The housing bubble did support the economy prior to the recession. We will have to find alternative sources of demand to replace the demand generated by over-valued housing.
It is actually easy for economists to think of ways to generate demand. We can have public jobs programs, we can rebuild the country’s infrastructure, we can have tax cuts oriented toward low and middle-income people who will spend the money quickly.
We can also have the Fed be more aggressive with its monetary policy, targeting an inflation rate in the 3-4 percent range. We should also push down the value of the dollar to get our trade deficit down to a more reasonable size.
Unfortunately, all of these policies face serious political obstacles in Washington. However, the job of economists should be to explain the problem to policymakers and the public and to berate those who seek nonsense solutions like re-inflating a housing bubble.

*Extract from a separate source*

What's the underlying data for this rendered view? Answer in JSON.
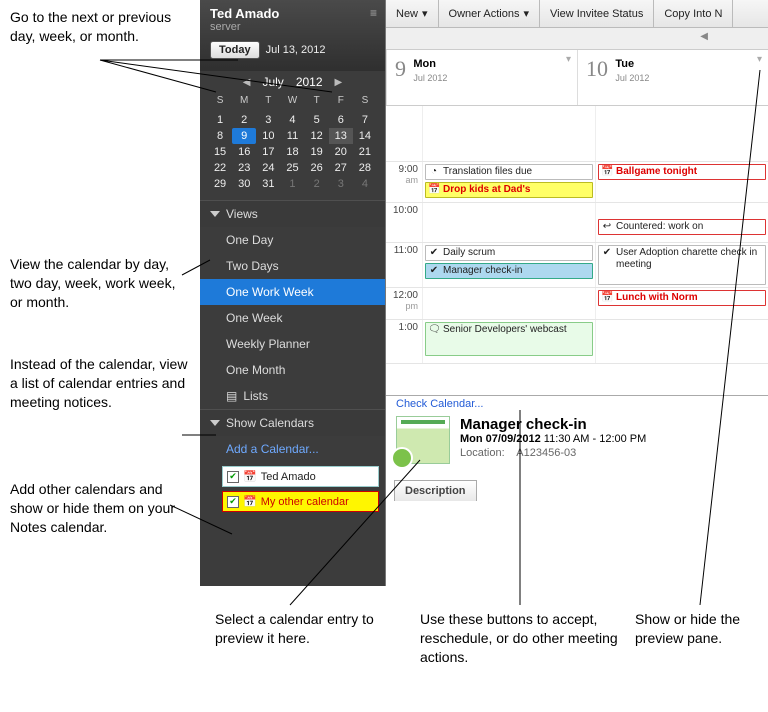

When Social Mood Changes Enough…
Maybe that’s how all of this will end. Maybe, eventually, enough of us will get mad enough and tired enough and simply demand that the charade ends so that we can get on with out lives. Eventually protests could turn to riots as social acrimony spreads and perhaps at some point our politicians may get it:
It’s not high home prices that will get them re-elected, it’s that light-at-the-end-of-the-tunnel – the mass optimism that things will get better.
And right now, that light is pretty dim.